To strengthen the prediction that these proteins were the transcription factors that bind the NrdR-box, the team used another comparative genomic tool called positional clustering. Positional clustering takes advantage of the fact that functionally related gene sequences (such as the genes for Nrd and its transcription factor) frequently inhabit the same 'neighborhood' of the chromosome.

"If you are looking in one genome, many genes will be neighbors by coincidence," Gelfand noted. "But if two genes are neighbors in many diverse genomes, then they are likely to be related." Indeed, the Nrd genes and the transcription factor genes clustered together, providing additional evidence that the regulatory picture drawn by the team was correct.

Israeli researchers simultaneously showed through 'wet' biology experiments in Streptomyces bacteria that a transcription factor from this family represses Nrd gene expression in the living bacterial cell, confirming the Russian researchers' predictions. Confident that they had identified a new repressor of bacterial genes, Gelfand and Rodionov searched genomes for other upstream sites where the NrdR-box occurred. They found that it regulates other genes related to DNA replication, such as the enzymes that cut, paste, and untangle new DNA as it is synthesized, and enzymes that are involved in recycling nucleotide building blocks.

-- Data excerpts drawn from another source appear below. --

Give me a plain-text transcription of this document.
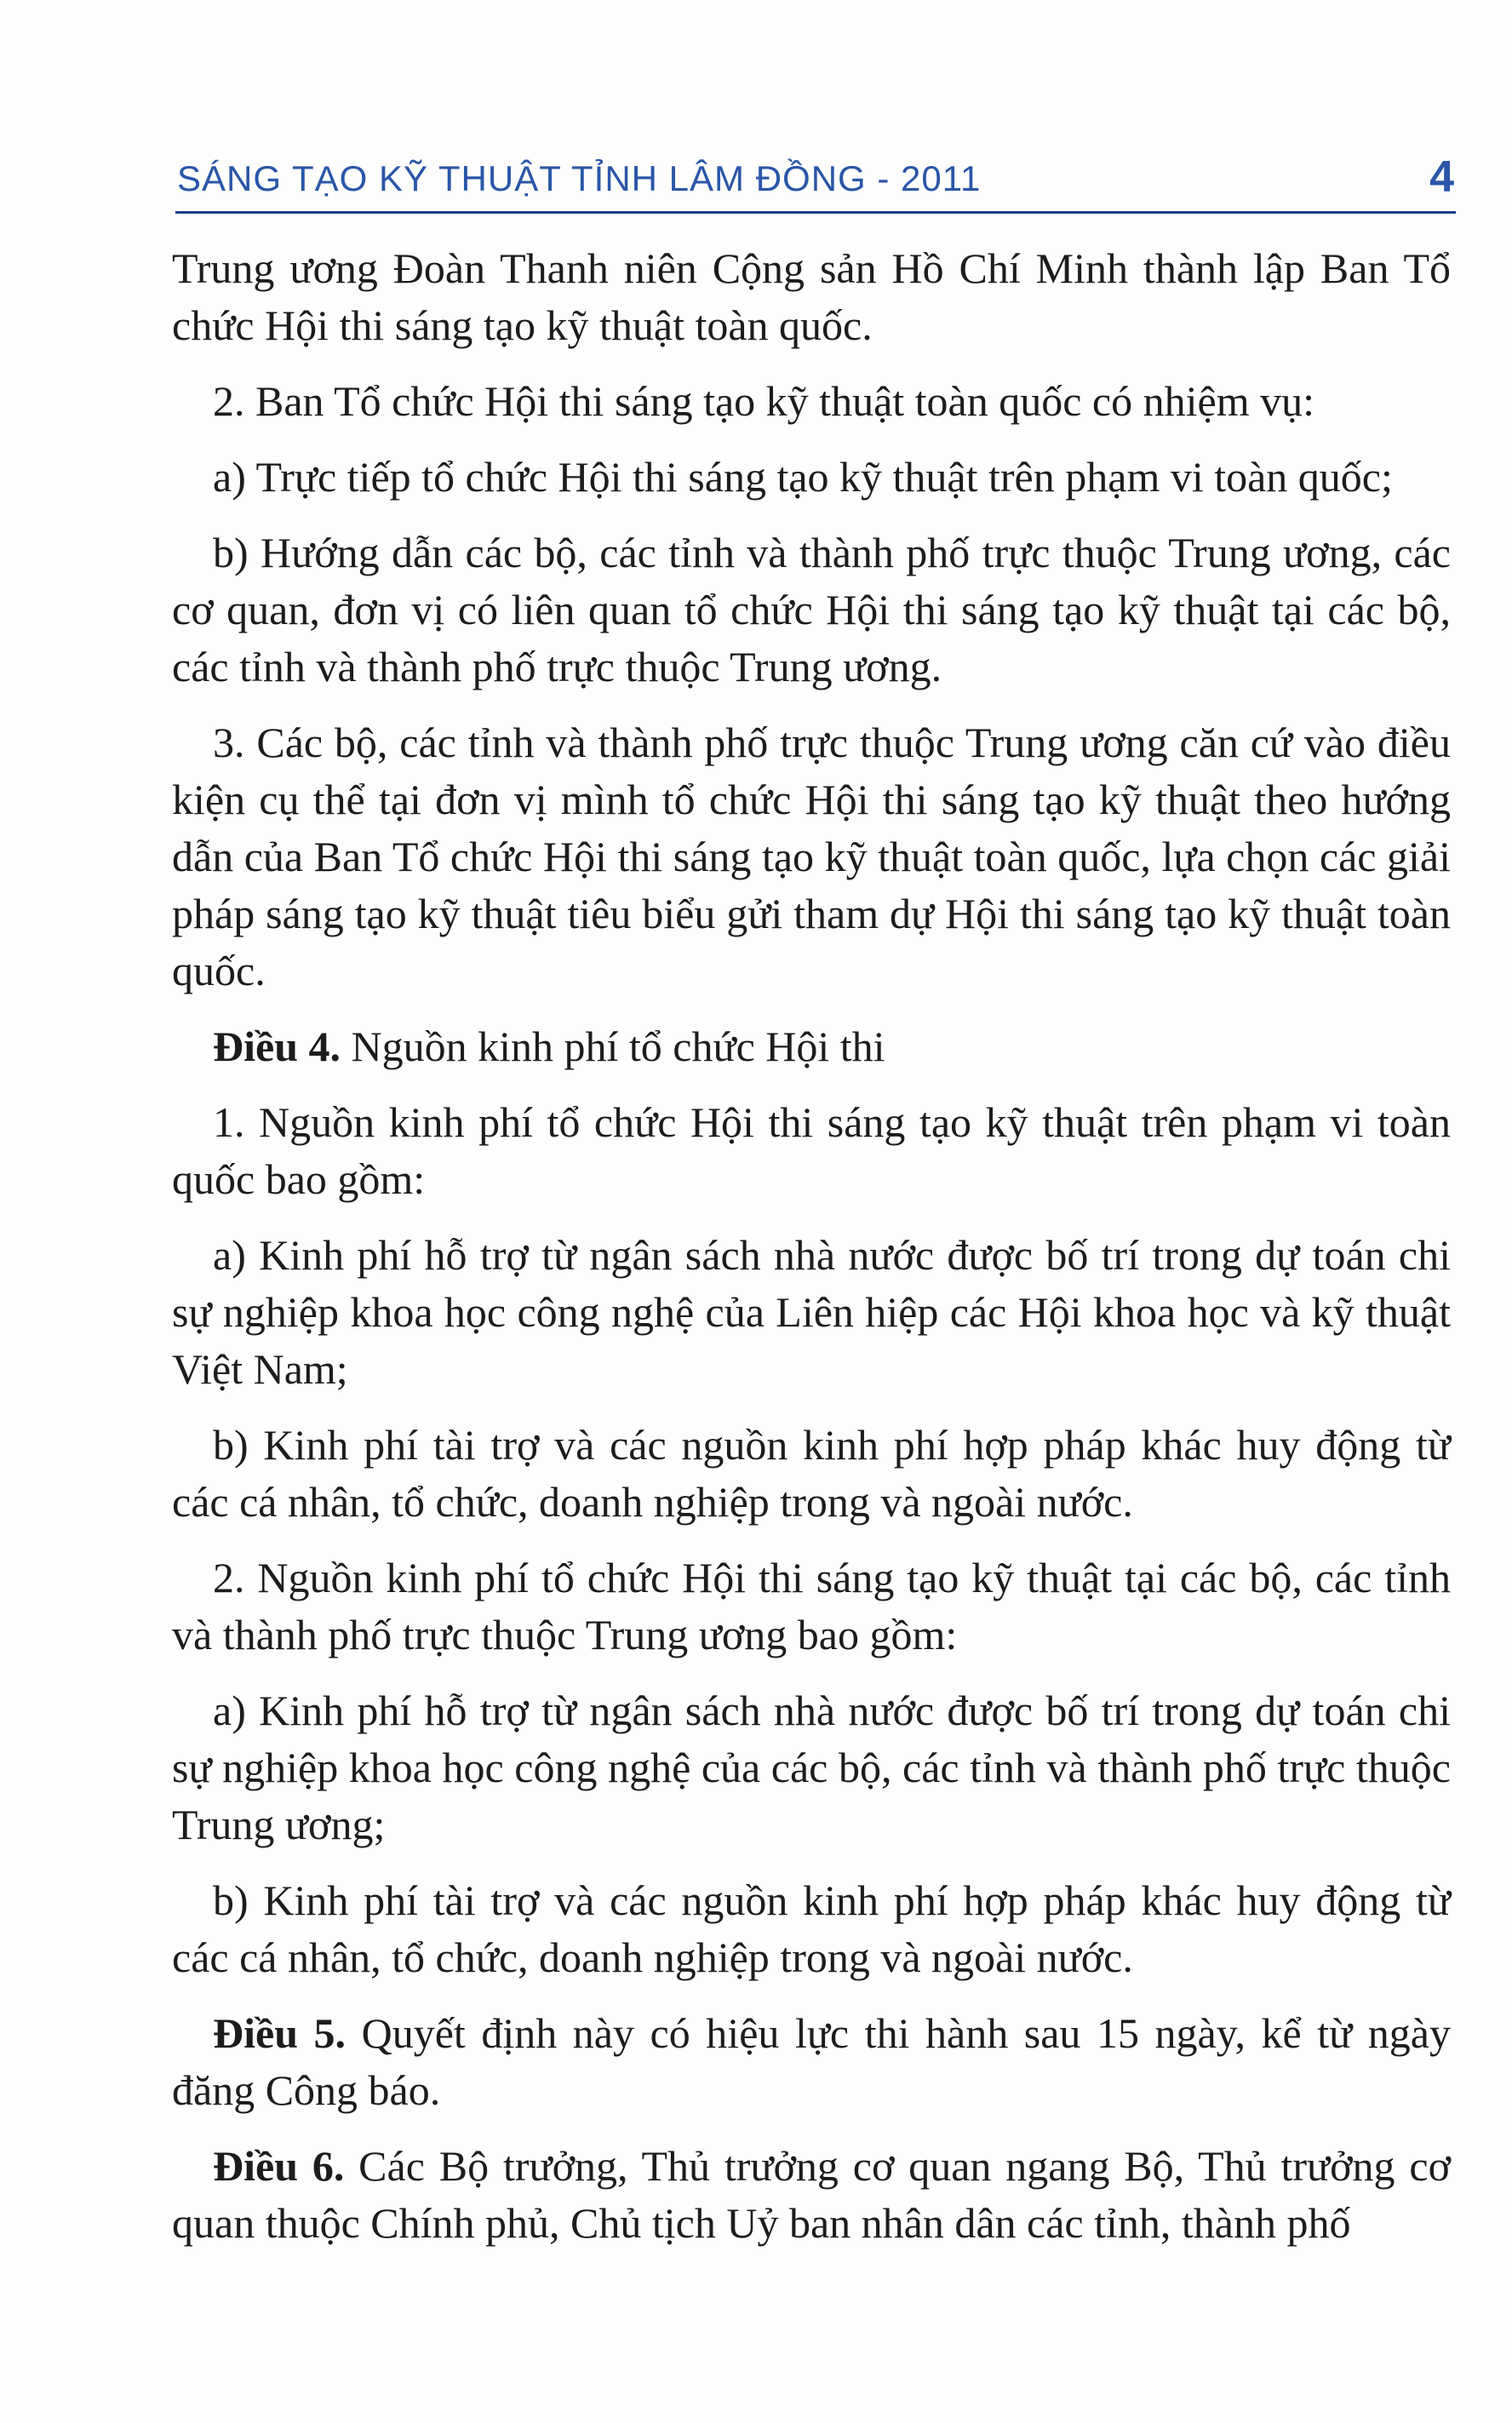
SÁNG TẠO KỸ THUẬT TỈNH LÂM ĐỒNG - 2011	4

Trung ương Đoàn Thanh niên Cộng sản Hồ Chí Minh thành lập Ban Tổ chức Hội thi sáng tạo kỹ thuật toàn quốc.

2. Ban Tổ chức Hội thi sáng tạo kỹ thuật toàn quốc có nhiệm vụ:

a) Trực tiếp tổ chức Hội thi sáng tạo kỹ thuật trên phạm vi toàn quốc;

b) Hướng dẫn các bộ, các tỉnh và thành phố trực thuộc Trung ương, các cơ quan, đơn vị có liên quan tổ chức Hội thi sáng tạo kỹ thuật tại các bộ, các tỉnh và thành phố trực thuộc Trung ương.

3. Các bộ, các tỉnh và thành phố trực thuộc Trung ương căn cứ vào điều kiện cụ thể tại đơn vị mình tổ chức Hội thi sáng tạo kỹ thuật theo hướng dẫn của Ban Tổ chức Hội thi sáng tạo kỹ thuật toàn quốc, lựa chọn các giải pháp sáng tạo kỹ thuật tiêu biểu gửi tham dự Hội thi sáng tạo kỹ thuật toàn quốc.

Điều 4. Nguồn kinh phí tổ chức Hội thi

1. Nguồn kinh phí tổ chức Hội thi sáng tạo kỹ thuật trên phạm vi toàn quốc bao gồm:

a) Kinh phí hỗ trợ từ ngân sách nhà nước được bố trí trong dự toán chi sự nghiệp khoa học công nghệ của Liên hiệp các Hội khoa học và kỹ thuật Việt Nam;

b) Kinh phí tài trợ và các nguồn kinh phí hợp pháp khác huy động từ các cá nhân, tổ chức, doanh nghiệp trong và ngoài nước.

2. Nguồn kinh phí tổ chức Hội thi sáng tạo kỹ thuật tại các bộ, các tỉnh và thành phố trực thuộc Trung ương bao gồm:

a) Kinh phí hỗ trợ từ ngân sách nhà nước được bố trí trong dự toán chi sự nghiệp khoa học công nghệ của các bộ, các tỉnh và thành phố trực thuộc Trung ương;

b) Kinh phí tài trợ và các nguồn kinh phí hợp pháp khác huy động từ các cá nhân, tổ chức, doanh nghiệp trong và ngoài nước.

Điều 5. Quyết định này có hiệu lực thi hành sau 15 ngày, kể từ ngày đăng Công báo.

Điều 6. Các Bộ trưởng, Thủ trưởng cơ quan ngang Bộ, Thủ trưởng cơ quan thuộc Chính phủ, Chủ tịch Uỷ ban nhân dân các tỉnh, thành phố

Although the work does not have direct application to human medicine, Gelfand pointed out that many antibiotics work by attacking the process of bacterial DNA replication. So, he said, this work has identified potential targets for designing new antibiotic drugs. But more importantly, the work shows how molecular discoveries of whole regulatory systems can be made through careful analysis of genomes--without ever lifting a pipette, he said.

"There are 100 enzymes functioning at the core of bacterial metabolism for which the genes are still unknown," said Gelfand. Using multiple bioinformatics tools can uncover cell systems that might have escaped experimental detection, he suggested. "By comparing hundreds of genomes, you can see patterns that are not seen when looking at just a couple of them."